Standard economic explanations do a poor job of providing an answer, they argue. For example, the evidence simply does not support a standard risk-based approach to explaining momentum. So Hong, Lim, and Stein turn to a "behavioral" approach: they ask whether momentum reflects the gradual diffusion of firm-specific information which, unlike earnings data, is not made publicly available to all investors simultaneously. They predict that stocks with slower information diffusion will exhibit more pronounced momentum.
Their sample, which runs from 1980-96, separates stocks into different classes according to the speed of information diffusion. They use data on stock returns from a file which includes NYSE, AMEX, and NASDAQ stocks, along with data on analyst coverage.
In the first set of tests, the authors sort firms into 10 classes by size and ask whether momentum strategies will be more profitable with the smaller firms. Information about small firms seeps out more slowly than information about big firms, the authors suggest.
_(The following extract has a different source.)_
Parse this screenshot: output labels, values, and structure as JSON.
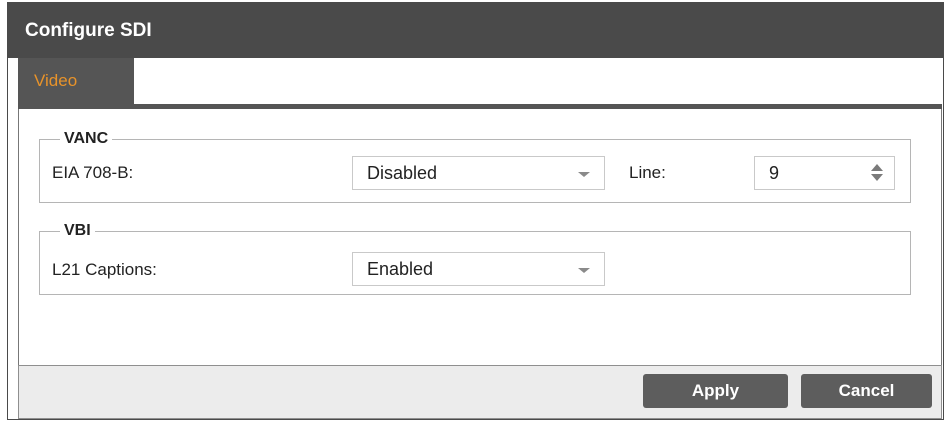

One reason is that investors face fixed costs for acquiring information. This means that, in the aggregate, investors will devote more effort to learning about those stocks in which they can take larger positions. The authors demonstrate that, aside from some unusual behavior among truly tiny stocks, the profitability of momentum strategies does indeed decline sharply with market capitalization.
In the full sample, a baseline strategy that buys winners, the top 30 percent of firms based on past performance, and shorts losers, the bottom 30 percent, generates 0.53 percent per month return. The researchers break this result down to show that a momentum strategy generally works better for smaller firms. However, one exception is that for the very smallest class of firms, a momentum strategy actually yields a negative result. The researchers argue that this likely reflects very limited investor participation in these tiny stocks - otherwise known as "thin trading" - which can lead to more pronounced supply-shock-induced reversals.
For the second smallest group of firms, momentum profits are significantly positive, though. Profits reach a peak at the third smallest group of firms, in which market capitalization averages $45 million. Here, profits are a striking 1.43 percent per month, three times the value for the sample as a whole. Above this third class, though, momentum profits decline to the point where they are effectively zero for the largest firms.
In a further set of tests, the authors use analyst coverage as an alternative proxy for information flow, on the hypothesis that with less analyst coverage, information gets out more slowly to the investing public. The researchers hold size constant to show that momentum strategies work particularly well among stocks with low analyst coverage. In the low-residual coverage subsample, a momentum strategy yields a profit of 1.13 percent per month. For a high-residual-coverage subsample, it is only 0.72 percent. Thus the evidence confirms the predicted result, that stocks with slower information diffusion exhibit more pronounced momentum.
Hong, Lim and Stein go on to show that there is a strong asymmetry in terms of the effect of analyst coverage for good and bad news. Low coverage stocks react more sluggishly to bad news than to good news, or said differently the effect of analyst coverage is far more pronounced for stocks that are past losers than for past winners. This is consistent with the hypothesis that firm-specific information, particularly bad news, diffuses only gradually across the investing public. The authors suggest that, to the extent that managers prefer higher to lower stock prices, they will seek to publicize good news when they have it. However, when the same managers are sitting on bad news, they clearly have less of an incentive to keep investors up to date.